When Roger Elauria, Class of 2000, was a newly graduated Crusader, he just wanted to help the country in any way that he could. Shortly after September 11, 2001, that desire to helping protect his community and country led Elauria to joining the Transportation Security Administration at San Francisco International Airport.

“I saw the importance in helping the public,” Elauria said. “That was my first step in terms of helping a better cause.”

Elauria eventually joined the Golden Gate Bridge, Highway & Transportation District protecting the Golden Gate Bridge – San Francisco’s defining landmark. After serving 17 years, Elauria was recently promoted to the rank of bridge captain – the highest rank in the bridge patrol department – in March 2022. This makes him just the 11th captain in the Golden Gate Bridge’s 85 year history and the first Filipino-American to hold the post.

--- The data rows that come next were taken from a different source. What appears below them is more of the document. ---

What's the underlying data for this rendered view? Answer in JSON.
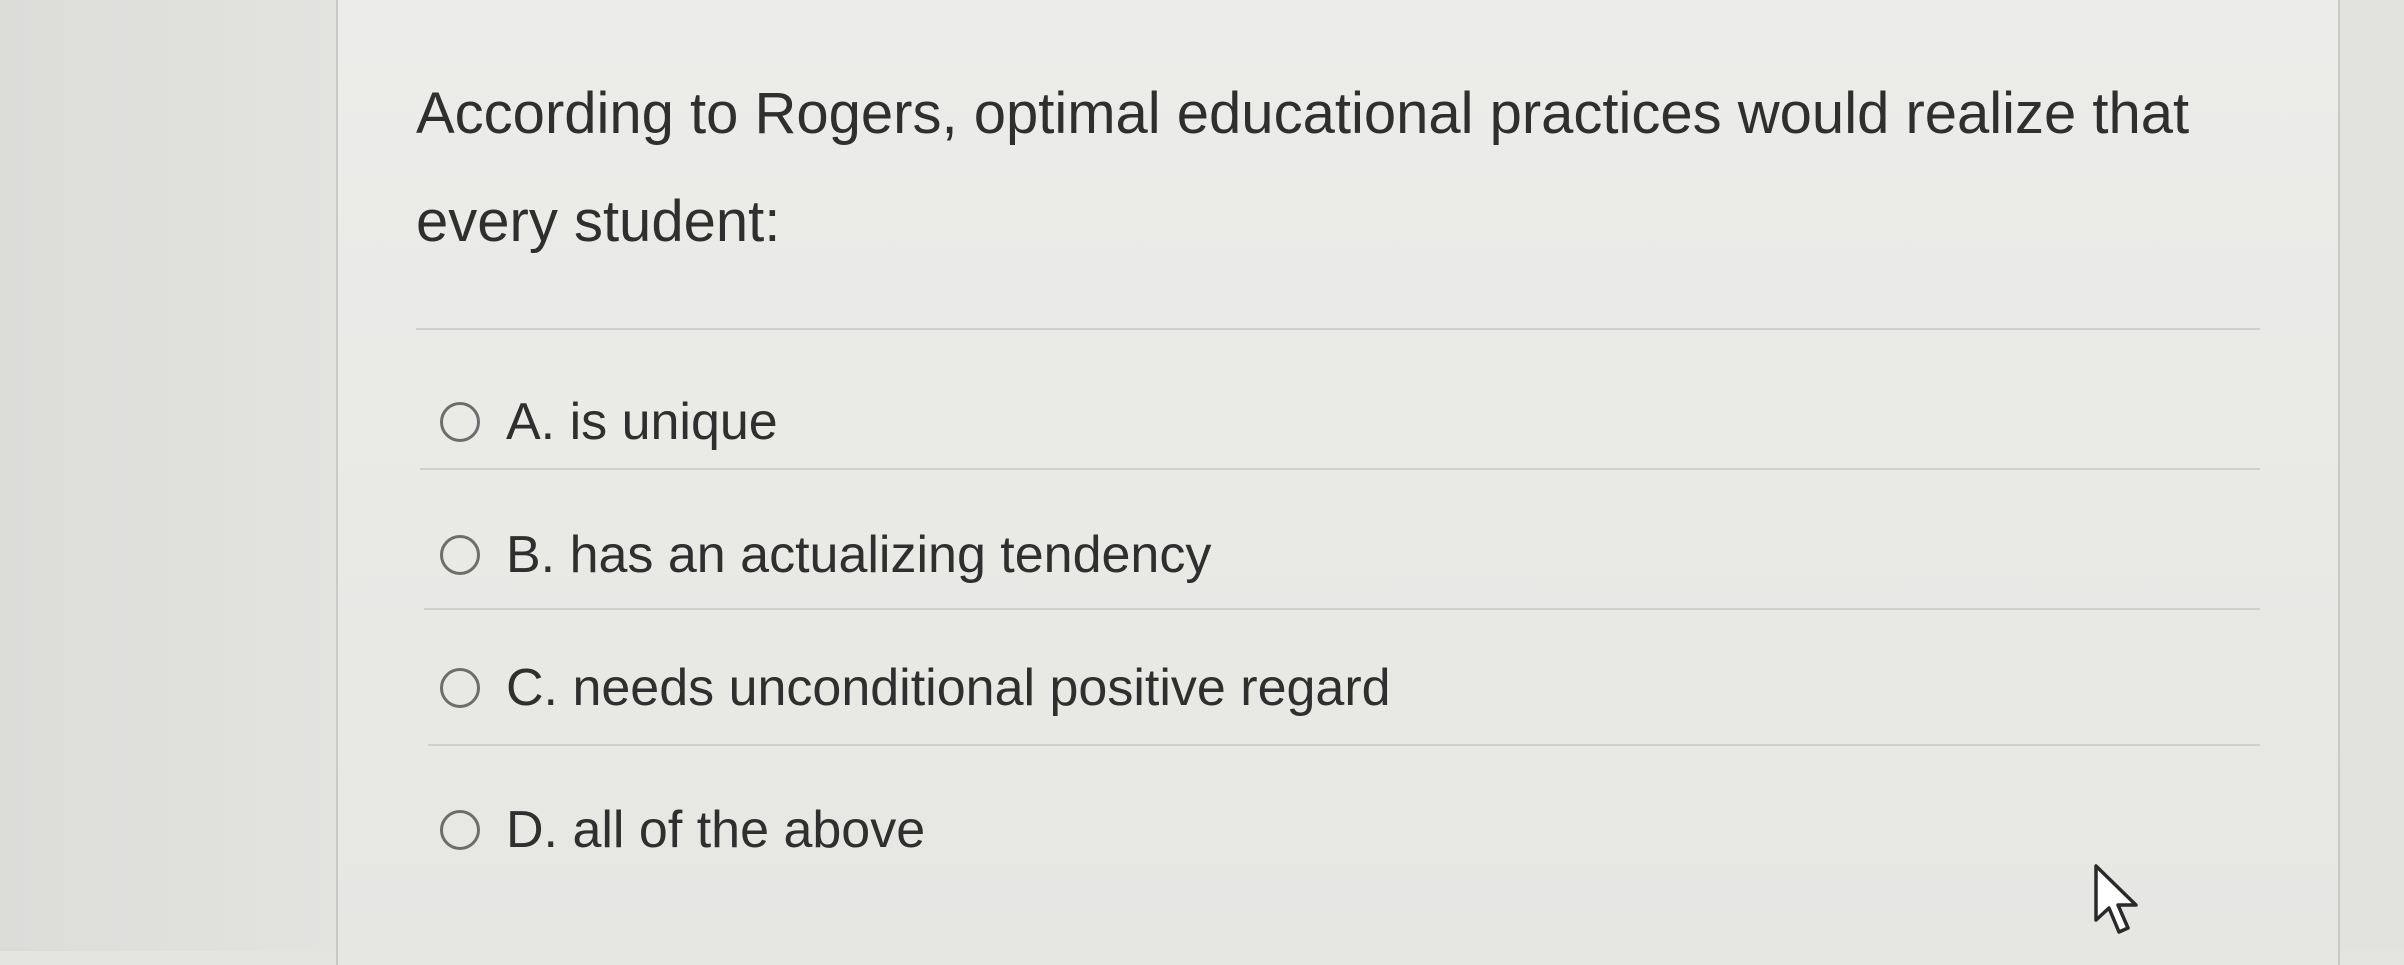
{
  "question": {
    "text": "According to Rogers, optimal educational practices would realize that every student:"
  },
  "options": [
    {
      "label": "A. is unique",
      "selected": false
    },
    {
      "label": "B. has an actualizing tendency",
      "selected": false
    },
    {
      "label": "C. needs unconditional positive regard",
      "selected": false
    },
    {
      "label": "D. all of the above",
      "selected": false
    }
  ],
  "icons": {
    "radio": "radio-button-icon",
    "cursor": "mouse-pointer-icon"
  },
  "colors": {
    "background": "#e4e4e1",
    "card": "#ececea",
    "text": "#2f2f2f",
    "divider": "#cfcfcb",
    "radio_border": "#6d6d6d"
  }
}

 Roger Elauria '00 - Headshot

As bridge captain, Elauria oversees a department of about 70 employees tasked with overlooking the safety and security of the Golden Gate Bridge, including vehicle traffic and pedestrian safety.

Elauria said that the values that he learned at Riordan, especially about the importance of integrity, helped guide him throughout his years of public service.

“When I was a freshman, I had no clue what that meant,” he said. “And integrity, as I learned through the years, is something you can't learn overnight.”

For Elauria, integrity meant doing something because it’s right, “even when people aren’t looking.”

“If you say you're going to do something, are you actually going to do it or is it all fluff?” he said. “And that's huge in my line of work.”

Elauria said that he’s seen the negative consequences of public servants who don’t have integrity in their roles – but what drives him in his position is the positive impact that he makes on his community. According to Elauria, the majority of service calls these days relates to suicide prevention.

“I can say now that I'm proud to be part of a team that last year had 198 successful suicide interventions. I just learned in my role that I could have an impact, not only in preventing crime and keeping a national icon secure.”

“But what really paid off for me was the ability to save someone's life or just be given that opportunity and authority to try to stop someone from hurting themselves.”

 Roger Elauria '00 - Group Shot

One of the people at Riordan who taught Elauria the importance of caring for people in their time of need was one of his teachers, Brother Tom Redmond.

During his junior year, Elauria was feeling down because of the pressure to achieve in school from his family and a recent breakup that he was going through that was affecting his schoolwork. Elauria felt that Brother Redmond recognized that something was off with him, and asked him to stay after class one day.

“I felt like he genuinely listened. He prayed with me. He encouraged me to go to the chapel, spend some alone time, and just reflect on things. And that really stuck with me through the years,” he said.

Elauria said that his proud family history of serving in the military also guided him toward public service. His grandfather served as a scout for the U.S. military in the Philippines in World War II, and other family members have served in the Army and Navy.

“My grandfather was a survivor of the Bataan Death March and my grandmother used to tell me stories of the atrocities of the things that would happen in the Philippines when they were occupied by the Japanese military,” Elauria said.

His grandfather brought his family to America after the war, and the ship that brought Elauria’s mother to San Francisco sailed underneath the Golden Gate Bridge. Elauria said that he believes the Golden Gate Bridge has been the through line in his family’s immigration story. 

“I like to tell that story just because everything ties in,” he said.